Price growth is up +10 percent in Wales and is closely followed by the North West of England where house price growth has hit nine percent.
London has been the most affected by the pandemic and has seen the slowest growth of 2.3 percent.
Some experts have suggested that the pandemic has led to a rebalancing of the north-south house price divide with more people moving to rural areas to get more bang for their buck.
As working from home continues for some Britons and the coronavirus pandemic rages on, this could remain the case going into 2022.
Other cities in the north such as Liverpool, Manchester and Sheffield also continue to show high rates of growth at 10.6 percent, 8.7 percent and 7.9 percent respectively.
Grainne said buyer demand will continue to be strong in 2022 as the market starts to return to pre-pandemic levels.
She said: “Buyer demand will remain strong moving into next year, but as the market starts to normalise in 2022, there may be an increase in the proportion of activity among movers, who are active in the market as sellers as well as buyers.
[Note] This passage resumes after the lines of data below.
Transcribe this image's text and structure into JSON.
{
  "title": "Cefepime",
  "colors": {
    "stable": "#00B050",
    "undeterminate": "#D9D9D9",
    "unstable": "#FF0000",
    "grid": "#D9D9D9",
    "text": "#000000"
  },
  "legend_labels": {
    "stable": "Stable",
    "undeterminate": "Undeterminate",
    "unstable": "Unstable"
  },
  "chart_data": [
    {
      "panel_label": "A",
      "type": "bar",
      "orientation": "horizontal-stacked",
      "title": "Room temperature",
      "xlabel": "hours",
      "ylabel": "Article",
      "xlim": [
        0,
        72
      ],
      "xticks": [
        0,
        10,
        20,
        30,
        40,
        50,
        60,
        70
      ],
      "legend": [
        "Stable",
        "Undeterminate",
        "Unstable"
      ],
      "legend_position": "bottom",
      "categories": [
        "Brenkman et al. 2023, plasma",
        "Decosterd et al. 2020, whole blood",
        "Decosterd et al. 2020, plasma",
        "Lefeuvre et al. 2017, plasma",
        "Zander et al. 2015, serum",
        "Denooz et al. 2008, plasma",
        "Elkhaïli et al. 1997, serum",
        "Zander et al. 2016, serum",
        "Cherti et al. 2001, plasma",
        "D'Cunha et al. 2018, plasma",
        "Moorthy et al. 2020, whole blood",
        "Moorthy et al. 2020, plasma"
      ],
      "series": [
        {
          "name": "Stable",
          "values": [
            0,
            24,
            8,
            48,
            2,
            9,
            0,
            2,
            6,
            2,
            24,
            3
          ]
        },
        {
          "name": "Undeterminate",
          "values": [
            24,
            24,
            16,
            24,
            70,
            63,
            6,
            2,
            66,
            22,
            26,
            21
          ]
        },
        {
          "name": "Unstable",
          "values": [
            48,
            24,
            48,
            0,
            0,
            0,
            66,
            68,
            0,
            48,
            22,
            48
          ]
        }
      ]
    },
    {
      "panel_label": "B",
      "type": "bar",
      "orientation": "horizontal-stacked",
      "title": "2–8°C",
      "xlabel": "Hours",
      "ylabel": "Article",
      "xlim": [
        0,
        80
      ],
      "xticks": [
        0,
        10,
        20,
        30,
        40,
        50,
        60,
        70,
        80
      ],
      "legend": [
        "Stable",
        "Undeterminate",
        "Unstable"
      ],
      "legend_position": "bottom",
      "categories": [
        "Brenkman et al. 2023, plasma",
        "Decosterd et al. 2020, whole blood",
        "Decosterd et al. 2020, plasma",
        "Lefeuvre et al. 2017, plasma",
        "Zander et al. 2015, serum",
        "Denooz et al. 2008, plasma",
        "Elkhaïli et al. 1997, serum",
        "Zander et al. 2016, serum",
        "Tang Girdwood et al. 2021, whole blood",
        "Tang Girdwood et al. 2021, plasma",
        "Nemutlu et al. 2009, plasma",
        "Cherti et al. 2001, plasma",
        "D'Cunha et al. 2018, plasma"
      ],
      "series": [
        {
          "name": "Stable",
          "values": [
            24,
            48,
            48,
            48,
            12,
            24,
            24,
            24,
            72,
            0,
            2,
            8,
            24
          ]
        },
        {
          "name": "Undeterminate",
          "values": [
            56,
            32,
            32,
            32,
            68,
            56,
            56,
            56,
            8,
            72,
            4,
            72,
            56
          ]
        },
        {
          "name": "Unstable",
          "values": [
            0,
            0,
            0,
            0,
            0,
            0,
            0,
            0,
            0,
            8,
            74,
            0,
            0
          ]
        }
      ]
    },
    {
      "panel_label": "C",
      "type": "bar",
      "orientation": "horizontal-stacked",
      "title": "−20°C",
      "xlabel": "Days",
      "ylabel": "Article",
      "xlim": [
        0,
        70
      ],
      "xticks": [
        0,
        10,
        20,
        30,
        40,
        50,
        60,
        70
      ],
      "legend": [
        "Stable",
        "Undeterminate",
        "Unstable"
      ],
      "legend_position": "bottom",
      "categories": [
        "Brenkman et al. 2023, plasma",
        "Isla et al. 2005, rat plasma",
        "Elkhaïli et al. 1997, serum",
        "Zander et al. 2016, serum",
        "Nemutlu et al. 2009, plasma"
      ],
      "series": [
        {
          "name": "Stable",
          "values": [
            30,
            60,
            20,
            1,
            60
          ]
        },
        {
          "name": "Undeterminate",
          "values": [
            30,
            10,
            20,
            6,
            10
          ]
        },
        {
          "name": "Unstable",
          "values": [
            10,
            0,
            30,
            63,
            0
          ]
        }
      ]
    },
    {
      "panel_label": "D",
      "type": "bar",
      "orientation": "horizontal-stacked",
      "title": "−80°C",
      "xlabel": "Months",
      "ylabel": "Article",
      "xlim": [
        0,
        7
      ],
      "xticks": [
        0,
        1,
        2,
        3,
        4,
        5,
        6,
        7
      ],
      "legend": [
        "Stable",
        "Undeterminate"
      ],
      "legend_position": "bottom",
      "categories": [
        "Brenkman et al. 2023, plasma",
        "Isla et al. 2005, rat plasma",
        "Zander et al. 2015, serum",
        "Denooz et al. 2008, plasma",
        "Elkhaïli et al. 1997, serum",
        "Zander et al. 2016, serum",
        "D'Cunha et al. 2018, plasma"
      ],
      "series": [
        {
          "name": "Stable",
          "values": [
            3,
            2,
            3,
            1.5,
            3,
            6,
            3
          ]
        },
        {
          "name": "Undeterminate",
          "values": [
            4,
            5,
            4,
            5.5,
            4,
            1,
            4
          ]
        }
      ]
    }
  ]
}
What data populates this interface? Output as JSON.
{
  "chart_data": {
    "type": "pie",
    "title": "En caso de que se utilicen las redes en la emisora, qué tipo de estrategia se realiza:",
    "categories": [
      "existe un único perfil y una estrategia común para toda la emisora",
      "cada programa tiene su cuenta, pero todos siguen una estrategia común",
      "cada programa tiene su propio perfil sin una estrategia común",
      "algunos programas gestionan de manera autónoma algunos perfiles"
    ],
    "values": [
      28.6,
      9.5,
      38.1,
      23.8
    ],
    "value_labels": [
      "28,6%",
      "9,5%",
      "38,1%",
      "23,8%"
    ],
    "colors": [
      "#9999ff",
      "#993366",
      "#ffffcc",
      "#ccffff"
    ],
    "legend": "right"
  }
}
“This should ease the constraint in supply to some extent.
“Other factors that will affect prices next year include the looming economic headwinds in the shape of rising inflation – which will push household costs higher.
“Even with some interest-rate rises, mortgage rates are likely to remain relatively low compared to long-run averages, and there is more room for price growth across some of the most affordable housing markets.”